The intelligence officials did not explicitly say that the powers had hacked directly into voter registration files.

Some experts noted some voter information is published online - each state has different procedures for elections - and the nations may have gleaned the records and matched them to other databases. We just do not know.

On Iran, officials also went a step further. They said that Tehran had used the information to send threatening, faked emails to voters - a direct attempt to influence voter thinking.

The exact email was not named in the briefing but it is believed to have been one supposedly sent by the Proud Boys, a far Right group which came up in the first presidential debate, when Donald Trump was challenged to condemn it.

The Washington Post had revealed before the briefing that some registered Democrats had been sent emails purporting to be from the Proud Boys demanding that they vote for Mr Trump.

The officials also pinned another piece of meddling on Iran - a video pushing disinformation about fraudulent ballots being cast overseas. The exact video in question was again not named.

On Russia, the intelligence officials were less explicit. They did not mention any action Moscow had taken on the voter information, but warned them off doing so.

The move was an attempt to both reassure the public, who were told their votes would be protected, and warn them not to fall for disinformation that could be coming their way. 

It also, however, raised a worrying spectre about what was to come. If two powers hostile to America have voter information, what more could they do between now and election day on November 3?

Which is why the context of this election is critical to understand. This is no normal US presidential election, even putting aside the candidates and their approaches to the race.

Many Americans are voting in ways they never have done so before because of the Covid-19 pandemic, most notably in the vast increase in the use of postal ballots.

Scores of states have changed their voting procedures by either sending out mail-in ballots to more people than usual or closing some polling stations or changing deadlines. 

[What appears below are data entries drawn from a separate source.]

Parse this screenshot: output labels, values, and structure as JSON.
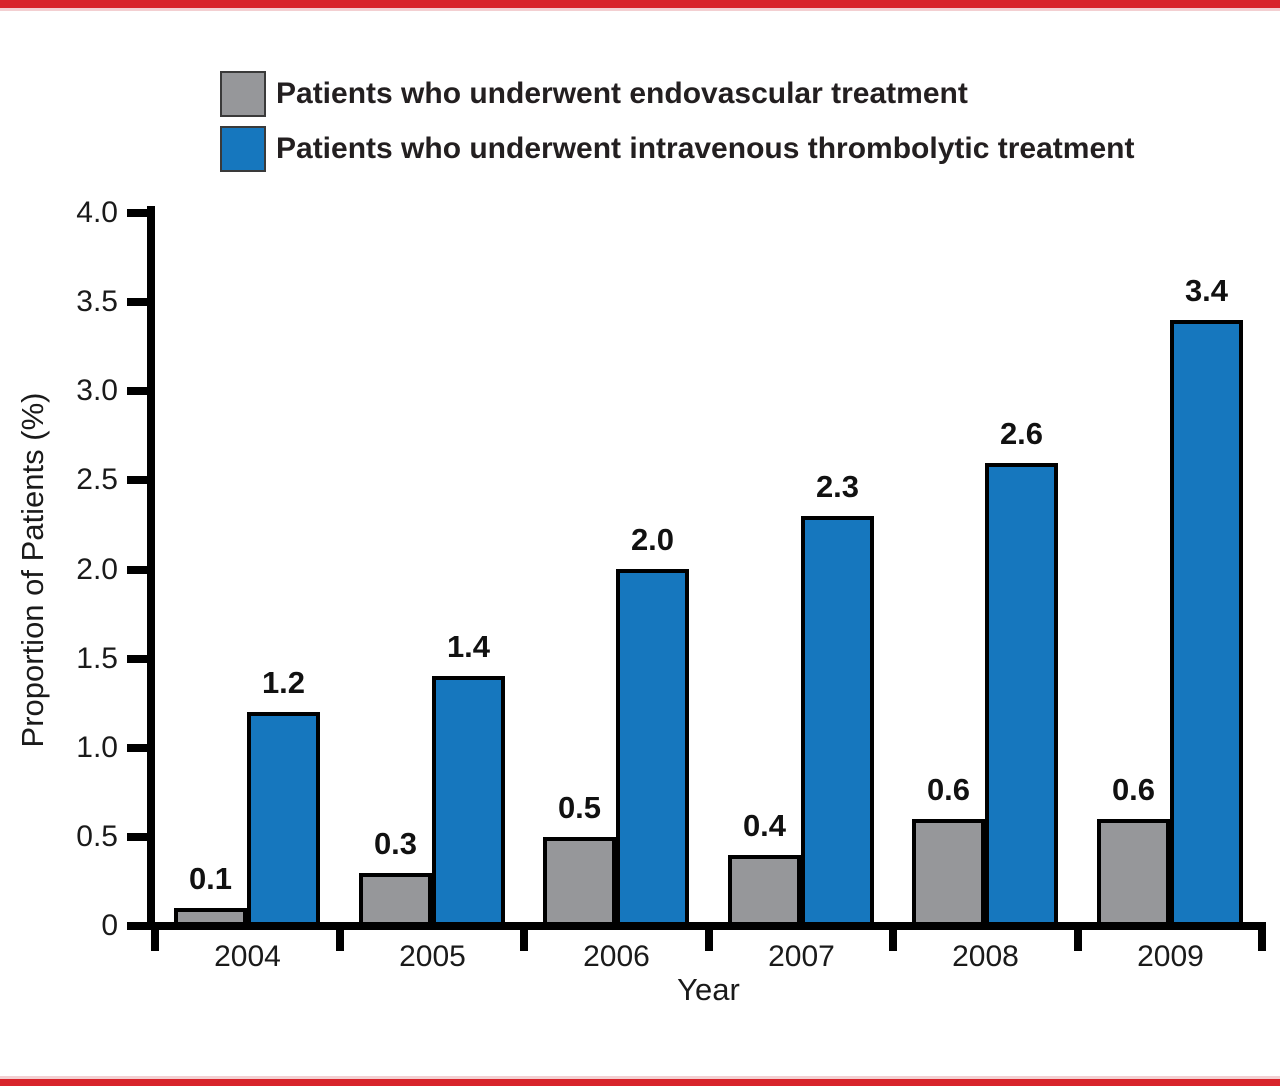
{
  "colors": {
    "accent_red": "#d8242b",
    "accent_red_light": "#f3cfd1",
    "endovascular_gray": "#96979a",
    "thrombolytic_blue": "#1677be",
    "axis_black": "#000000"
  },
  "chart_data": {
    "type": "bar",
    "title": "",
    "xlabel": "Year",
    "ylabel": "Proportion of Patients (%)",
    "categories": [
      "2004",
      "2005",
      "2006",
      "2007",
      "2008",
      "2009"
    ],
    "series": [
      {
        "name": "Patients who underwent endovascular treatment",
        "color": "#96979a",
        "values": [
          0.1,
          0.3,
          0.5,
          0.4,
          0.6,
          0.6
        ]
      },
      {
        "name": "Patients who underwent intravenous thrombolytic treatment",
        "color": "#1677be",
        "values": [
          1.2,
          1.4,
          2.0,
          2.3,
          2.6,
          3.4
        ]
      }
    ],
    "value_labels_shown": true,
    "ylim": [
      0,
      4
    ],
    "y_ticks": [
      {
        "value": 0,
        "label": "0"
      },
      {
        "value": 0.5,
        "label": "0.5"
      },
      {
        "value": 1.0,
        "label": "1.0"
      },
      {
        "value": 1.5,
        "label": "1.5"
      },
      {
        "value": 2.0,
        "label": "2.0"
      },
      {
        "value": 2.5,
        "label": "2.5"
      },
      {
        "value": 3.0,
        "label": "3.0"
      },
      {
        "value": 3.5,
        "label": "3.5"
      },
      {
        "value": 4.0,
        "label": "4.0"
      }
    ],
    "grid": false,
    "legend_position": "top-left"
  }
}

The backdrop to the 2020 election is already confusion about the simple act of voting. Each state decides their own rules, meaning an effective nationwide strategy to educate voters on the changes is difficult. 

And now - according to this new information - foreign adversaries are ready to exploit that complex picture about who can vote and when and how with their own disinformation.

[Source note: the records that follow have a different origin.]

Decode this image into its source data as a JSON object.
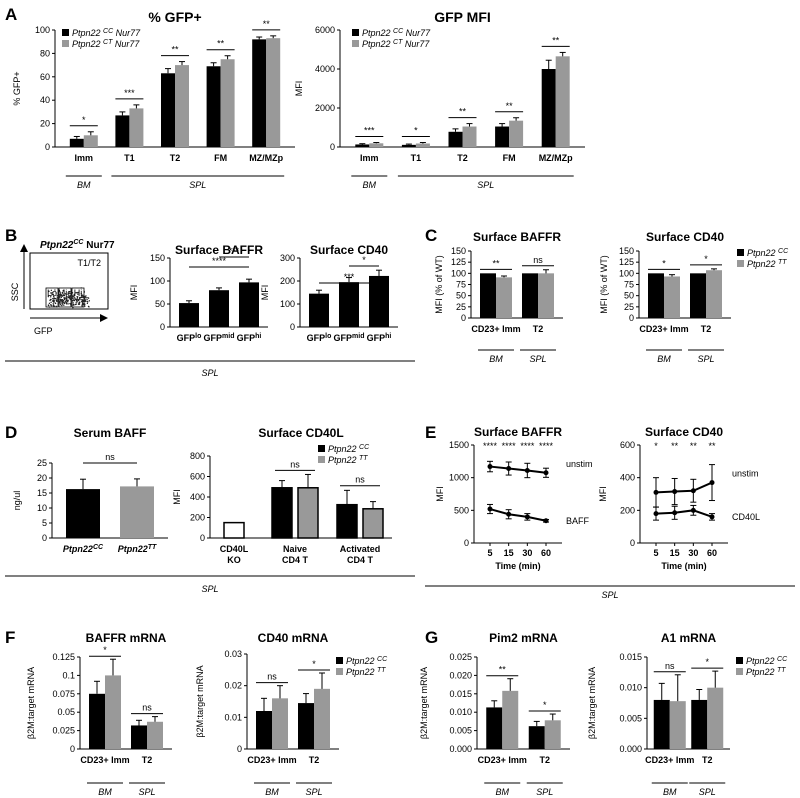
{
  "colors": {
    "cc": "#000000",
    "ct": "#999999",
    "ko": "#ffffff"
  },
  "panel_letters": [
    "A",
    "B",
    "C",
    "D",
    "E",
    "F",
    "G"
  ],
  "regions": {
    "bm": "BM",
    "spl": "SPL"
  },
  "flow": {
    "title_main": "Ptpn22",
    "title_sup": "CC",
    "title_rest": " Nur77",
    "gate": "T1/T2",
    "xlabel": "GFP",
    "ylabel": "SSC",
    "gate_labels": [
      "Lo",
      "Mid",
      "Hi"
    ]
  },
  "chart_data": [
    {
      "id": "A1",
      "type": "bar",
      "title": "% GFP+",
      "ylabel": "% GFP+",
      "ylim": [
        0,
        100
      ],
      "yticks": [
        0,
        20,
        40,
        60,
        80,
        100
      ],
      "categories": [
        "Imm",
        "T1",
        "T2",
        "FM",
        "MZ/MZp"
      ],
      "series": [
        {
          "name": "Ptpn22 CC Nur77",
          "values": [
            7,
            27,
            63,
            69,
            92
          ],
          "errors": [
            2,
            3,
            4,
            3,
            2
          ]
        },
        {
          "name": "Ptpn22 CT Nur77",
          "values": [
            10,
            33,
            70,
            75,
            93
          ],
          "errors": [
            3,
            3,
            3,
            3,
            2
          ]
        }
      ],
      "sig": [
        "*",
        "***",
        "**",
        "**",
        "**"
      ],
      "legend": [
        [
          "Ptpn22 ",
          "CC",
          " Nur77"
        ],
        [
          "Ptpn22 ",
          "CT",
          " Nur77"
        ]
      ],
      "groups": [
        [
          "BM",
          0,
          0
        ],
        [
          "SPL",
          1,
          4
        ]
      ]
    },
    {
      "id": "A2",
      "type": "bar",
      "title": "GFP MFI",
      "ylabel": "MFI",
      "ylim": [
        0,
        6000
      ],
      "yticks": [
        0,
        2000,
        4000,
        6000
      ],
      "categories": [
        "Imm",
        "T1",
        "T2",
        "FM",
        "MZ/MZp"
      ],
      "series": [
        {
          "name": "Ptpn22 CC Nur77",
          "values": [
            130,
            110,
            780,
            1050,
            4000
          ],
          "errors": [
            40,
            40,
            150,
            150,
            450
          ]
        },
        {
          "name": "Ptpn22 CT Nur77",
          "values": [
            190,
            180,
            1050,
            1350,
            4650
          ],
          "errors": [
            40,
            50,
            150,
            150,
            200
          ]
        }
      ],
      "sig": [
        "***",
        "*",
        "**",
        "**",
        "**"
      ],
      "legend": [
        [
          "Ptpn22 ",
          "CC",
          " Nur77"
        ],
        [
          "Ptpn22 ",
          "CT",
          " Nur77"
        ]
      ],
      "groups": [
        [
          "BM",
          0,
          0
        ],
        [
          "SPL",
          1,
          4
        ]
      ]
    },
    {
      "id": "B1",
      "type": "bar",
      "title": "Surface BAFFR",
      "ylabel": "MFI",
      "ylim": [
        0,
        150
      ],
      "yticks": [
        0,
        50,
        100,
        150
      ],
      "categories": [
        "GFP|lo",
        "GFP|mid",
        "GFP|hi"
      ],
      "values": [
        52,
        80,
        97
      ],
      "errors": [
        5,
        5,
        7
      ],
      "sig": [
        [
          0,
          2,
          "****"
        ],
        [
          1,
          2,
          "***"
        ]
      ]
    },
    {
      "id": "B2",
      "type": "bar",
      "title": "Surface CD40",
      "ylabel": "MFI",
      "ylim": [
        0,
        300
      ],
      "yticks": [
        0,
        100,
        200,
        300
      ],
      "categories": [
        "GFP|lo",
        "GFP|mid",
        "GFP|hi"
      ],
      "values": [
        145,
        195,
        222
      ],
      "errors": [
        15,
        20,
        25
      ],
      "sig": [
        [
          0,
          2,
          "***"
        ],
        [
          1,
          2,
          "*"
        ]
      ]
    },
    {
      "id": "C1",
      "type": "bar",
      "title": "Surface BAFFR",
      "ylabel": "MFI (% of WT)",
      "ylim": [
        0,
        150
      ],
      "yticks": [
        0,
        25,
        50,
        75,
        100,
        125,
        150
      ],
      "categories": [
        "CD23+ Imm",
        "T2"
      ],
      "series": [
        {
          "name": "Ptpn22 CC",
          "values": [
            100,
            100
          ],
          "errors": [
            0,
            0
          ]
        },
        {
          "name": "Ptpn22 TT",
          "values": [
            91,
            100
          ],
          "errors": [
            3,
            8
          ]
        }
      ],
      "sig": [
        "**",
        "ns"
      ],
      "groups": [
        [
          "BM",
          0,
          0
        ],
        [
          "SPL",
          1,
          1
        ]
      ]
    },
    {
      "id": "C2",
      "type": "bar",
      "title": "Surface CD40",
      "ylabel": "MFI (% of WT)",
      "ylim": [
        0,
        150
      ],
      "yticks": [
        0,
        25,
        50,
        75,
        100,
        125,
        150
      ],
      "categories": [
        "CD23+ Imm",
        "T2"
      ],
      "series": [
        {
          "name": "Ptpn22 CC",
          "values": [
            100,
            100
          ],
          "errors": [
            0,
            0
          ]
        },
        {
          "name": "Ptpn22 TT",
          "values": [
            93,
            107
          ],
          "errors": [
            4,
            3
          ]
        }
      ],
      "sig": [
        "*",
        "*"
      ],
      "legend": [
        [
          "Ptpn22 ",
          "CC",
          ""
        ],
        [
          "Ptpn22 ",
          "TT",
          ""
        ]
      ],
      "groups": [
        [
          "BM",
          0,
          0
        ],
        [
          "SPL",
          1,
          1
        ]
      ]
    },
    {
      "id": "D1",
      "type": "bar",
      "title": "Serum BAFF",
      "ylabel": "ng/ul",
      "ylim": [
        0,
        25
      ],
      "yticks": [
        0,
        5,
        10,
        15,
        20,
        25
      ],
      "categories": [
        "Ptpn22|CC",
        "Ptpn22|TT"
      ],
      "values": [
        16.3,
        17.2
      ],
      "errors": [
        3.3,
        2.5
      ],
      "bar_colors": [
        "#000000",
        "#999999"
      ],
      "sig": [
        [
          0,
          1,
          "ns"
        ]
      ]
    },
    {
      "id": "D2",
      "type": "bar",
      "title": "Surface CD40L",
      "ylabel": "MFI",
      "ylim": [
        0,
        800
      ],
      "yticks": [
        0,
        200,
        400,
        600,
        800
      ],
      "categories": [
        "CD40L|KO",
        "Naive|CD4 T",
        "Activated|CD4 T"
      ],
      "bars": [
        {
          "cat": 0,
          "value": 150,
          "error": 0,
          "fill": "#ffffff"
        },
        {
          "cat": 1,
          "value": 490,
          "error": 70,
          "fill": "#000000"
        },
        {
          "cat": 1,
          "value": 490,
          "error": 130,
          "fill": "#999999"
        },
        {
          "cat": 2,
          "value": 325,
          "error": 140,
          "fill": "#000000"
        },
        {
          "cat": 2,
          "value": 285,
          "error": 70,
          "fill": "#999999"
        }
      ],
      "sig": [
        "ns",
        "ns"
      ],
      "legend": [
        [
          "Ptpn22 ",
          "CC",
          ""
        ],
        [
          "Ptpn22 ",
          "TT",
          ""
        ]
      ]
    },
    {
      "id": "E1",
      "type": "line",
      "title": "Surface BAFFR",
      "ylabel": "MFI",
      "xlabel": "Time (min)",
      "ylim": [
        0,
        1500
      ],
      "yticks": [
        0,
        500,
        1000,
        1500
      ],
      "x": [
        5,
        15,
        30,
        60
      ],
      "series": [
        {
          "name": "unstim",
          "values": [
            1170,
            1140,
            1110,
            1075
          ],
          "errors": [
            80,
            100,
            110,
            70
          ]
        },
        {
          "name": "BAFF",
          "values": [
            520,
            440,
            400,
            340
          ],
          "errors": [
            70,
            70,
            50,
            20
          ]
        }
      ],
      "sig": [
        "****",
        "****",
        "****",
        "****"
      ]
    },
    {
      "id": "E2",
      "type": "line",
      "title": "Surface CD40",
      "ylabel": "MFI",
      "xlabel": "Time (min)",
      "ylim": [
        0,
        600
      ],
      "yticks": [
        0,
        200,
        400,
        600
      ],
      "x": [
        5,
        15,
        30,
        60
      ],
      "series": [
        {
          "name": "unstim",
          "values": [
            310,
            315,
            320,
            370
          ],
          "errors": [
            90,
            80,
            70,
            110
          ]
        },
        {
          "name": "CD40L",
          "values": [
            180,
            185,
            200,
            160
          ],
          "errors": [
            40,
            40,
            30,
            20
          ]
        }
      ],
      "sig": [
        "*",
        "**",
        "**",
        "**"
      ]
    },
    {
      "id": "F1",
      "type": "bar",
      "title": "BAFFR mRNA",
      "ylabel": "β2M:target mRNA",
      "ylim": [
        0,
        0.125
      ],
      "yticks": [
        0,
        0.025,
        0.05,
        0.075,
        0.1,
        0.125
      ],
      "categories": [
        "CD23+ Imm",
        "T2"
      ],
      "series": [
        {
          "name": "Ptpn22 CC",
          "values": [
            0.075,
            0.032
          ],
          "errors": [
            0.017,
            0.007
          ]
        },
        {
          "name": "Ptpn22 TT",
          "values": [
            0.1,
            0.037
          ],
          "errors": [
            0.022,
            0.007
          ]
        }
      ],
      "sig": [
        "*",
        "ns"
      ],
      "groups": [
        [
          "BM",
          0,
          0
        ],
        [
          "SPL",
          1,
          1
        ]
      ]
    },
    {
      "id": "F2",
      "type": "bar",
      "title": "CD40 mRNA",
      "ylabel": "β2M:target mRNA",
      "ylim": [
        0,
        0.03
      ],
      "yticks": [
        0,
        0.01,
        0.02,
        0.03
      ],
      "categories": [
        "CD23+ Imm",
        "T2"
      ],
      "series": [
        {
          "name": "Ptpn22 CC",
          "values": [
            0.012,
            0.0145
          ],
          "errors": [
            0.004,
            0.003
          ]
        },
        {
          "name": "Ptpn22 TT",
          "values": [
            0.016,
            0.019
          ],
          "errors": [
            0.004,
            0.005
          ]
        }
      ],
      "sig": [
        "ns",
        "*"
      ],
      "legend": [
        [
          "Ptpn22 ",
          "CC",
          ""
        ],
        [
          "Ptpn22 ",
          "TT",
          ""
        ]
      ],
      "groups": [
        [
          "BM",
          0,
          0
        ],
        [
          "SPL",
          1,
          1
        ]
      ]
    },
    {
      "id": "G1",
      "type": "bar",
      "title": "Pim2 mRNA",
      "ylabel": "β2M:target mRNA",
      "ylim": [
        0,
        0.025
      ],
      "yticks": [
        0,
        0.005,
        0.01,
        0.015,
        0.02,
        0.025
      ],
      "ytick_labels": [
        "0.000",
        "0.005",
        "0.010",
        "0.015",
        "0.020",
        "0.025"
      ],
      "categories": [
        "CD23+ Imm",
        "T2"
      ],
      "series": [
        {
          "name": "Ptpn22 CC",
          "values": [
            0.0113,
            0.0062
          ],
          "errors": [
            0.0018,
            0.0013
          ]
        },
        {
          "name": "Ptpn22 TT",
          "values": [
            0.0158,
            0.0078
          ],
          "errors": [
            0.0033,
            0.0017
          ]
        }
      ],
      "sig": [
        "**",
        "*"
      ],
      "groups": [
        [
          "BM",
          0,
          0
        ],
        [
          "SPL",
          1,
          1
        ]
      ]
    },
    {
      "id": "G2",
      "type": "bar",
      "title": "A1 mRNA",
      "ylabel": "β2M:target mRNA",
      "ylim": [
        0,
        0.015
      ],
      "yticks": [
        0,
        0.005,
        0.01,
        0.015
      ],
      "ytick_labels": [
        "0.000",
        "0.005",
        "0.010",
        "0.015"
      ],
      "categories": [
        "CD23+ Imm",
        "T2"
      ],
      "series": [
        {
          "name": "Ptpn22 CC",
          "values": [
            0.008,
            0.008
          ],
          "errors": [
            0.0027,
            0.0017
          ]
        },
        {
          "name": "Ptpn22 TT",
          "values": [
            0.0078,
            0.01
          ],
          "errors": [
            0.0043,
            0.0027
          ]
        }
      ],
      "sig": [
        "ns",
        "*"
      ],
      "legend": [
        [
          "Ptpn22 ",
          "CC",
          ""
        ],
        [
          "Ptpn22 ",
          "TT",
          ""
        ]
      ],
      "groups": [
        [
          "BM",
          0,
          0
        ],
        [
          "SPL",
          1,
          1
        ]
      ]
    }
  ]
}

 President Donald Trump hold signs during a rally outside an early voting polling location - Bloomberg
President Donald Trump hold signs during a rally outside an early voting polling location - Bloomberg

What happens if, the day before the election, one of these powers emails voters to say the polls are staying open a day longer? Will people turn up on November 4, actually missing their chance to vote?

Or what if they contact voters and say incorrectly a Covid-19 outbreak has shut their local polling station? Or that they are in fact being advised not to vote at all because of the danger posed by the virus?

The mind boggles at the nightmarish possibilities. We do not know if Iran and Russia will act in the days ahead or how effective it might prove. But, according to the spooks, we now know they have the means.  That fact alone will leave many Americans dreading for what could come next.